State’s electric utilities oppose move to allow third-party solar financing
Wisconsin is missing out on a wave of solar power development that’s going on around the country.
One example: Kohl’s Department Stores around the country generate three times as much power as all the solar electricity being generated in Wisconsin today.
What’s driving the boom in other states is third-party financing, which allows a company such as SunEdison, a builder of solar power plants, to own the panels on the roof of a Kohl’s store. That’s not allowed in Wisconsin, but would be under a bill being drafted in Madison.
The proposal, backed by a group of clean energy companies and the Wisconsin Farmers Union, faces opposition from the lobbying group for the state’s electric utilities.
The utilities worry that such a change would open the door to more renewable energy and drive up costs for other ratepayers.
The legislation is being crafted by Rep. Chris Taylor (D-Madison) and Rep. Gary Tauchen (R-Bonduel). It’s expected to be among a host of energy issues that may come before the Legislature now that the debate over mining legislation is finished.
The change would exempt owners of renewable generation at a home or business from being regulated as a public utility. Supporters say it’s a low-cost step that would stimulate economic development in the form of increased investment by solar installers that have moved work to states that are encouraging renewable energy.
“This will open up the renewable energy market to companies that don’t have a lot of money lying around to finance clean energy projects,” said Michael Vickerman, policy director for Renew Wisconsin, a clean energy advocacy group.
For Renew Wisconsin, the effort could make up ground lost in recent years after the failure to expand the state’s renewable energy standard, and following moves by state regulators and utilities to shift their focus away from support for customer-owned renewable systems.
The markets where solar has taken off are dominated by those that permit third-party ownership, said Carl Siegrist, a solar energy consultant who was a renewable energy strategist at We Energies.

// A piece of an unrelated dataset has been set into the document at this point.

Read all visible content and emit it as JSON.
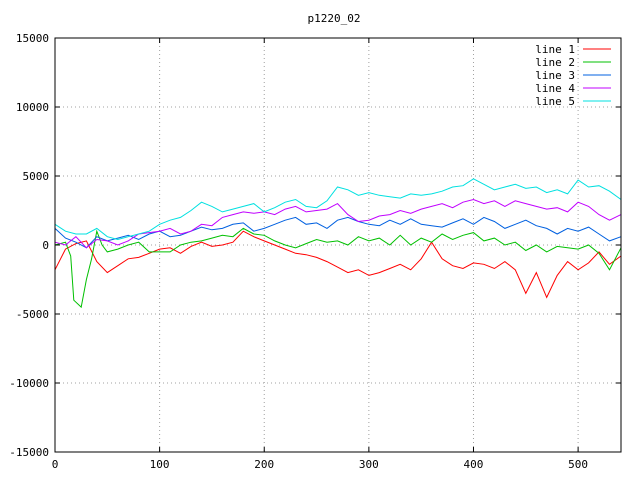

“Nearly three-fourths of the solar market last year came from third-party ownership,” said Siegrist, who discussed the proposal at the recent Sustainability Summit in Milwaukee.
At stores around the country, Kohl’s buys power from SunEdison, which built the panels on the roofs of the Kohl’s stores.

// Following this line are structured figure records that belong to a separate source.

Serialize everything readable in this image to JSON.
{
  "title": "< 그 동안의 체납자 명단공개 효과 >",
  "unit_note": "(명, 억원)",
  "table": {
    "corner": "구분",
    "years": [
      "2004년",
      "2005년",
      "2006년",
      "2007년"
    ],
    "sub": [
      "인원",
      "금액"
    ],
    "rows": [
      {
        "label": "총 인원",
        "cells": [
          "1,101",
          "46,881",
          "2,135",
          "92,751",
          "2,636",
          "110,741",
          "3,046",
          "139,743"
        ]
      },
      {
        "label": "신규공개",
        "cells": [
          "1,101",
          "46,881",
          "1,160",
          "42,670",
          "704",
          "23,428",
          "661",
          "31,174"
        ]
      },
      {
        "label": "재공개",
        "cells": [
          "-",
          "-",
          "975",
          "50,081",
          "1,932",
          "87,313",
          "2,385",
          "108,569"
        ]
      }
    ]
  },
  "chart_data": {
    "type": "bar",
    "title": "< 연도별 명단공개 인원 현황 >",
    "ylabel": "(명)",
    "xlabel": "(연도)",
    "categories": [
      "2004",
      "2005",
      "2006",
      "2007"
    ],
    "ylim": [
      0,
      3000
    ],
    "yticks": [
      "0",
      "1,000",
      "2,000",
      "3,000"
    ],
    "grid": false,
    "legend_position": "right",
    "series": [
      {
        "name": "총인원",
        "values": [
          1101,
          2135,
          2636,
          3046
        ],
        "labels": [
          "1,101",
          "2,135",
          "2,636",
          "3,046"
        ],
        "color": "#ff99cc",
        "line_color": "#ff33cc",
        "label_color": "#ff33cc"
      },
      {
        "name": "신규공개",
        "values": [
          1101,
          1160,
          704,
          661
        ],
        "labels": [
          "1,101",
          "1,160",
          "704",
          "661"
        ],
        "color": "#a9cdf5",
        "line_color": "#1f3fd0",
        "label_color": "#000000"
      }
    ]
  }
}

“If there was third-party ownership allowed, they would have it on every one of their stores in the state,” said Steve Johnson of solar energy developer Convergence Energy, which developed a solar project in Delavan.
Fears of cost shifting
Utilities are concerned that the proposal could lead to higher rates.
According to Bill Skewes, who heads the Wisconsin Utilities Association, the lobbying arm for the utility industry, the biggest concern is that utilities will see cost shifting because they will sell less power to customers who install solar systems.

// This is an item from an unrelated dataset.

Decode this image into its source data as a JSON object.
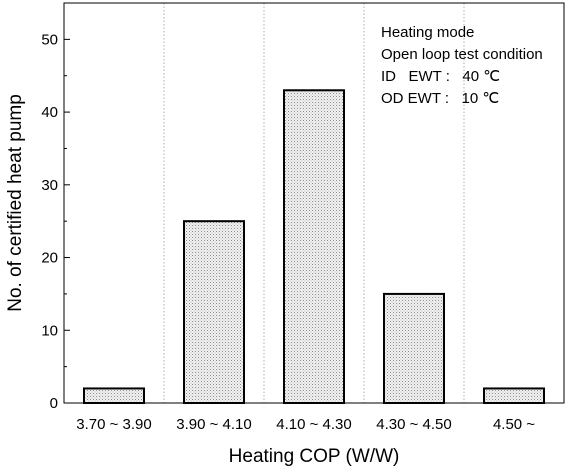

The fixed costs of paying for the poles, wires and day-to-day business operations of the utility would then have to be spread across the remaining customers, he said in a memorandum to lawmakers on the issue.
“The customers who become partial customers because of a distributed generation agreement would be subsidized by the other customers on the utility system,” Skewes said.
Supporters of the renewable energy shift see potential for helping farmers address their phosphorus and manure challenges by enabling them to put up more anaerobic digesters.
But, Skewes said, “advocates that want to help farmers may, in the next breath, decry the utility rate increases that further discourage economic development at a time when Wisconsin is trying to foster job growth.”
Supporters concede that the shifts could help businesses that install solar generation avoid some of the rate pressure in Wisconsin, and it could result in reduced power sales by utilities.
At the same time, they note that utilities see lower sales every time a business takes steps to cut energy waste or replaces an incandescent light bulb with an LED bulb.
Making solar affordable
Nationwide and worldwide, solar development is booming, with solar generation now reaching more than 6,000 megawatts, or enough to supply 1 million homes, according to GTM Research.
While the price of solar systems is coming down quickly – it has fallen by 50% over five years – companies are conserving cash rather than looking for places to spend it.
So when an efficiency consultant such as Johnson Controls Inc. contracts with a building owner to help cut energy waste, the upfront cost is paid for by Johnson Controls, not the utility customer. The customer then pays Johnson back over time through the savings on energy bills.
The renewable proposal works the same way, said Amy Heart, solar program manager for the City of Milwaukee. The solar company would pay the upfront costs, with the customer paying a fixed price over time for the power generated by the panels.
“We see the opportunity to not only support our solar industry, but we also have the opportunity to reduce our energy costs and lock in those rates for a 10- to 20-year term, which is that consistency we’re looking for,” Heart said. “In the long run, if we can lower our energy bills for taxpayers, that’s the idea.”
It’s a way to lock in prices over time from solar, even if utility rates go up, Siegrist said.
The proposal also overcomes one of the biggest hurdles facing renewable energy – that its upfront cost makes it affordable to a select few.